Once the sky-blue colour that set the tone for Drake’s winning 2013 aesthetic for ‘Nothing Was The Same’ covered his curved backdrop screen, the cloudy beat of ‘Tuscan Leather’ snapped through the speakers and his unmistakably oiled style sounded just as polished live as it does on record. Running straight from this in to ‘Headlines’ and ‘Crew Love’ it was hit-on-hit. Not one of the 36 songs played fell flat, however some moments highlight the micro-followings that exist within Drake’s far-reaching fanbase. Some clusters of the audience would lose their shit for his cover of French Montana’s ‘Pop That’ or his game-changing guest verse on Migos’ ‘Versace’, but seem less feverish when the mood went more sombre for tunes like ‘The Language’ or ‘Come Thru’. Never fear though, the army of caring souls who long to put Drizzy’s heart back together step in to lose themselves when he assures them that they’re “going home”. It’s the polarity in Drake’s back-catalogue that makes the night ever so slightly disjointed. After spending the best part of half an hour walking around a suspended circular apparatus telling people he “sees” them, the leading man returns to the stage and the opening “WORST” of the best fuck-you song of 2013 bursts out, and a unique middle ground behind recklessness and tenderness is found. 

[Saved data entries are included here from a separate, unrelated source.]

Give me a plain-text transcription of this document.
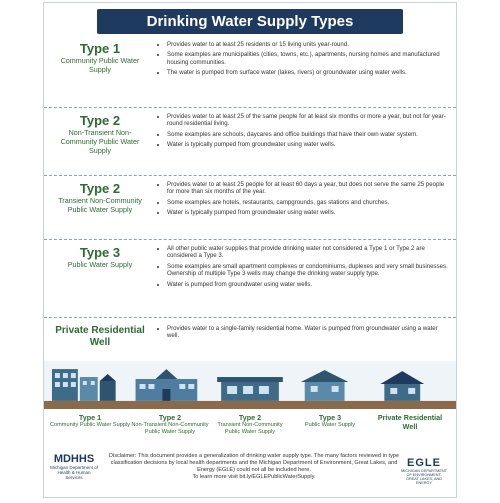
Drinking Water Supply Types
Type 1
Community Public Water Supply
• Provides water to at least 25 residents or 15 living units year-round.
• Some examples are municipalities (cities, towns, etc.), apartments, nursing homes and manufactured housing communities.
• The water is pumped from surface water (lakes, rivers) or groundwater using water wells.
Type 2
Non-Transient Non-Community Public Water Supply
• Provides water to at least 25 of the same people for at least six months or more a year, but not for year-round residential living.
• Some examples are schools, daycares and office buildings that have their own water system.
• Water is typically pumped from groundwater using water wells.
Type 2
Transient Non-Community Public Water Supply
• Provides water to at least 25 people for at least 60 days a year, but does not serve the same 25 people for more than six months of the year.
• Some examples are hotels, restaurants, campgrounds, gas stations and churches.
• Water is typically pumped from groundwater using water wells.
Type 3
Public Water Supply
• All other public water supplies that provide drinking water not considered a Type 1 or Type 2 are considered a Type 3.
• Some examples are small apartment complexes or condominiums, duplexes and very small businesses. Ownership of multiple Type 3 wells may change the drinking water supply type.
• Water is pumped from groundwater using water wells.
Private Residential Well
• Provides water to a single-family residential home. Water is pumped from groundwater using a water well.
Type 1
Community Public Water Supply
Type 2
Non-Transient Non-Community Public Water Supply
Type 2
Transient Non-Community Public Water Supply
Type 3
Public Water Supply
Private Residential Well
MDHHS
Michigan Department of Health & Human Services
Disclaimer: This document provides a generalization of drinking water supply type. The many factors reviewed in type classification decisions by local health departments and the Michigan Department of Environment, Great Lakes, and Energy (EGLE) could not all be included here.
To learn more visit bit.ly/EGLEPublicWaterSupply.
EGLE
MICHIGAN DEPARTMENT OF ENVIRONMENT, GREAT LAKES, AND ENERGY
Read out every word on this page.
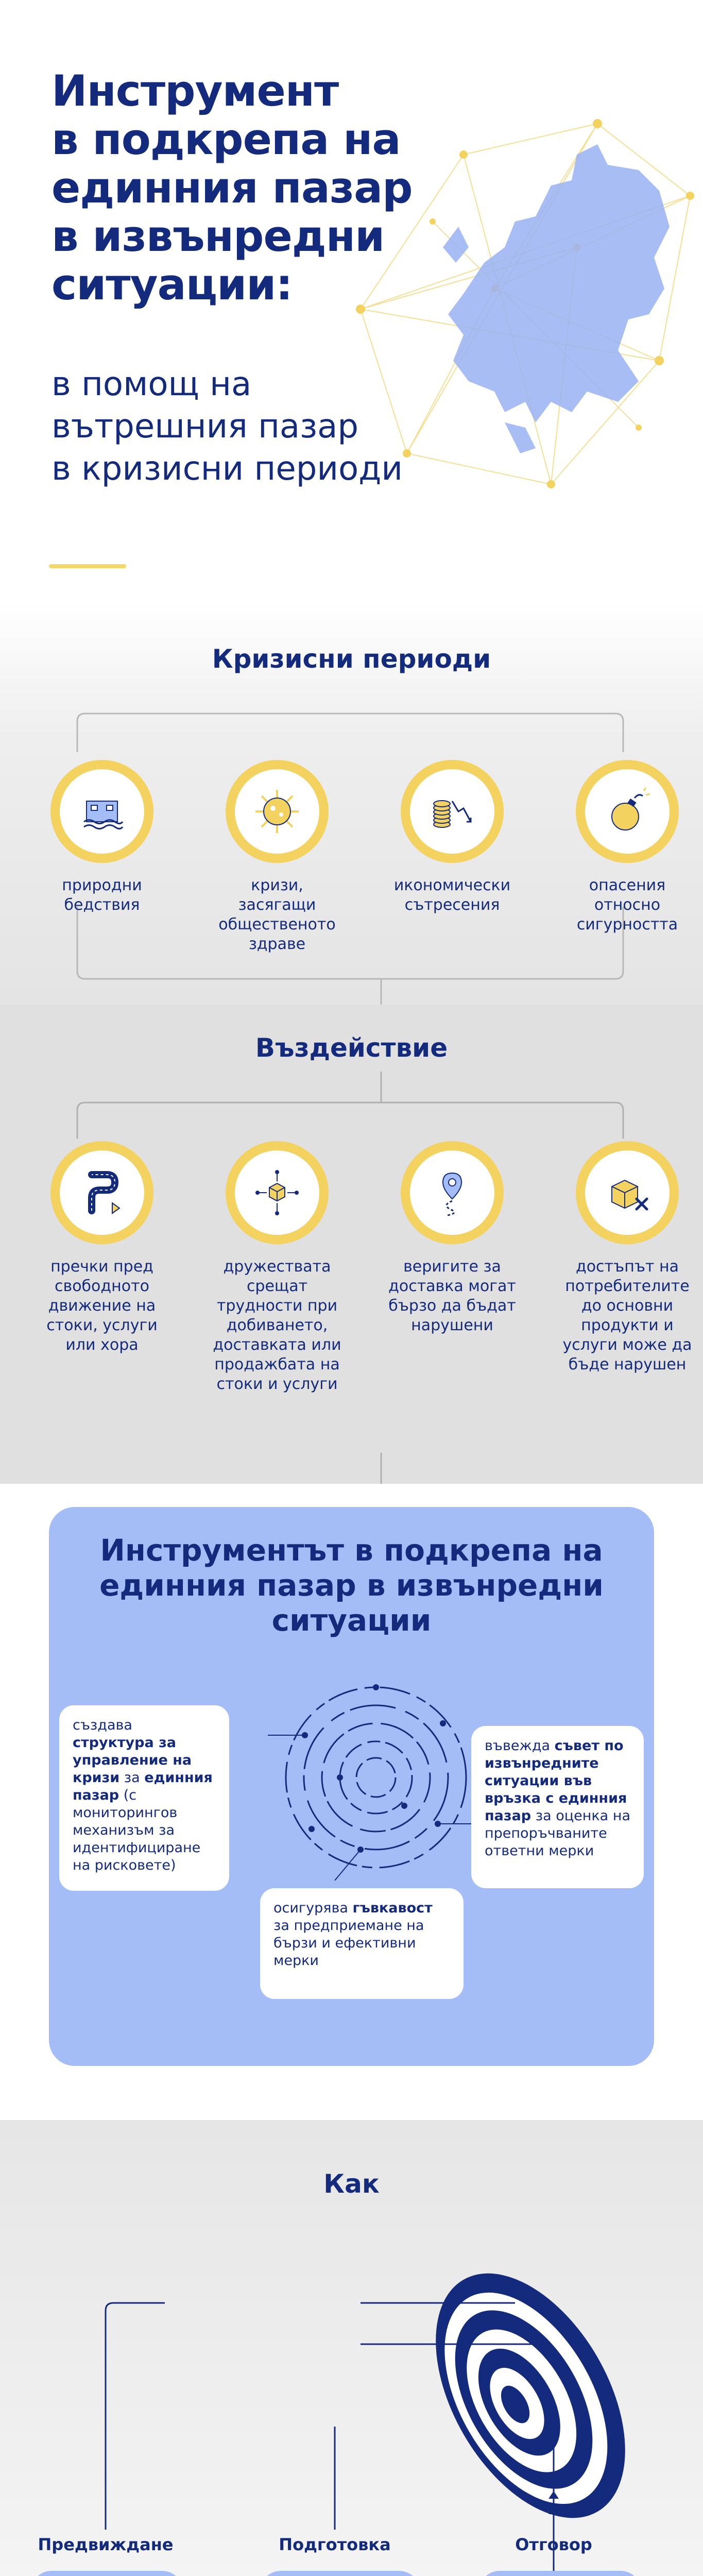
Инструмент
в подкрепа на
единния пазар
в извънредни
ситуации:
в помощ на
вътрешния пазар
в кризисни периоди
Кризисни периоди
природни бедствия
кризи, засягащи общественото здраве
икономически сътресения
опасения относно сигурността
Въздействие
пречки пред свободното движение на стоки, услуги или хора
дружествата срещат трудности при добиването, доставката или продажбата на стоки и услуги
веригите за доставка могат бързо да бъдат нарушени
достъпът на потребителите до основни продукти и услуги може да бъде нарушен
Инструментът в подкрепа на единния пазар в извънредни ситуации
създава структура за управление на кризи за единния пазар (с мониторингов механизъм за идентифициране на рисковете)
въвежда съвет по извънредните ситуации във връзка с единния пазар за оценка на препоръчваните ответни мерки
осигурява гъвкавост за предприемане на бързи и ефективни мерки
Как
Предвиждане	Подготовка	Отговор
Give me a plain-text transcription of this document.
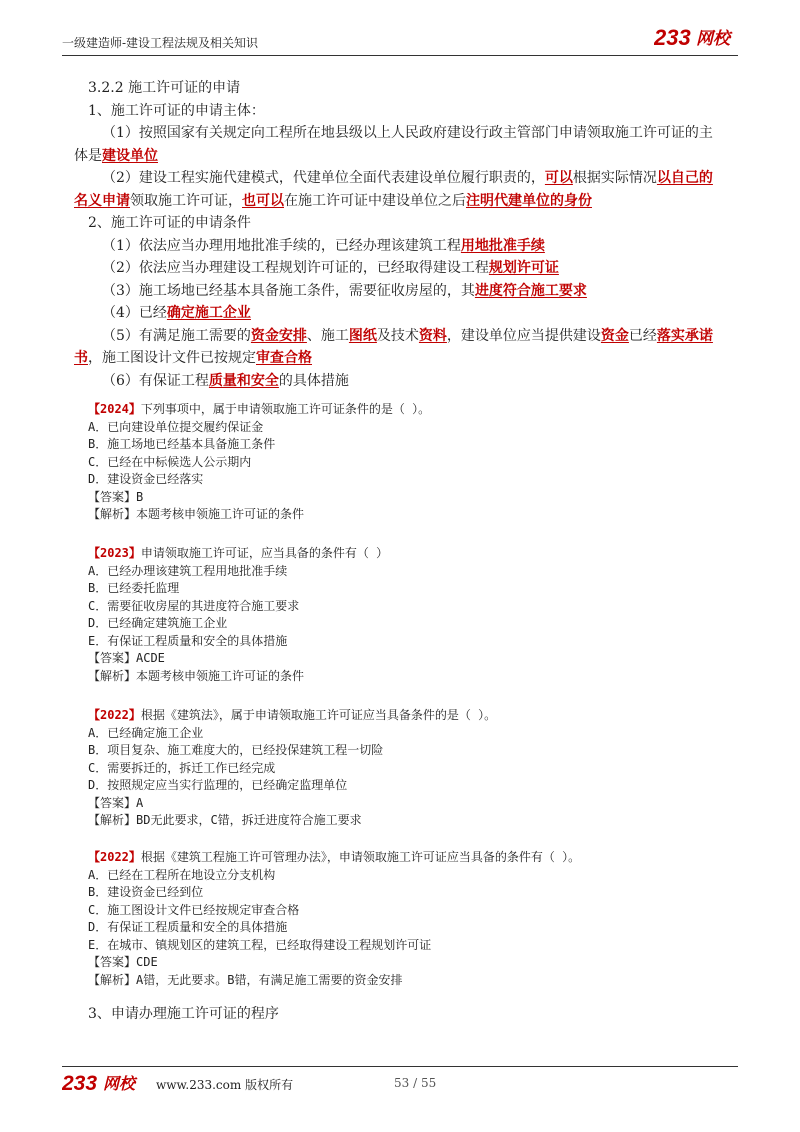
一级建造师-建设工程法规及相关知识	233 网校

3.2.2 施工许可证的申请

1、施工许可证的申请主体：

（1）按照国家有关规定向工程所在地县级以上人民政府建设行政主管部门申请领取施工许可证的主

体是建设单位

（2）建设工程实施代建模式，代建单位全面代表建设单位履行职责的，可以根据实际情况以自己的

名义申请领取施工许可证，也可以在施工许可证中建设单位之后注明代建单位的身份

2、施工许可证的申请条件

（1）依法应当办理用地批准手续的，已经办理该建筑工程用地批准手续

（2）依法应当办理建设工程规划许可证的，已经取得建设工程规划许可证

（3）施工场地已经基本具备施工条件，需要征收房屋的，其进度符合施工要求

（4）已经确定施工企业

（5）有满足施工需要的资金安排、施工图纸及技术资料，建设单位应当提供建设资金已经落实承诺

书，施工图设计文件已按规定审查合格

（6）有保证工程质量和安全的具体措施

【2024】下列事项中，属于申请领取施工许可证条件的是（ ）。
A．已向建设单位提交履约保证金
B．施工场地已经基本具备施工条件
C．已经在中标候选人公示期内
D．建设资金已经落实
【答案】B
【解析】本题考核申领施工许可证的条件
【2023】申请领取施工许可证，应当具备的条件有（ ）
A．已经办理该建筑工程用地批准手续
B．已经委托监理
C．需要征收房屋的其进度符合施工要求
D．已经确定建筑施工企业
E．有保证工程质量和安全的具体措施
【答案】ACDE
【解析】本题考核申领施工许可证的条件
【2022】根据《建筑法》，属于申请领取施工许可证应当具备条件的是（ ）。
A．已经确定施工企业
B．项目复杂、施工难度大的，已经投保建筑工程一切险
C．需要拆迁的，拆迁工作已经完成
D．按照规定应当实行监理的，已经确定监理单位
【答案】A
【解析】BD无此要求，C错，拆迁进度符合施工要求
【2022】根据《建筑工程施工许可管理办法》，申请领取施工许可证应当具备的条件有（ ）。
A．已经在工程所在地设立分支机构
B．建设资金已经到位
C．施工图设计文件已经按规定审查合格
D．有保证工程质量和安全的具体措施
E．在城市、镇规划区的建筑工程，已经取得建设工程规划许可证
【答案】CDE
【解析】A错，无此要求。B错，有满足施工需要的资金安排
3、申请办理施工许可证的程序
233 网校 www.233.com 版权所有	53 / 55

For his final offering, Drake plays ‘Started From The Bottom’ and a bombastic assortment of pyrotechnics erupt from the stage while the monochrome footage of his bar mitzvah flickers on the curved screen. Sheffield were playing host to the most modern kind of pop-star. A hashtag coining, tabloid soliciting hook-merchant who sits comfortably atop a culture that has never been this commercially viable.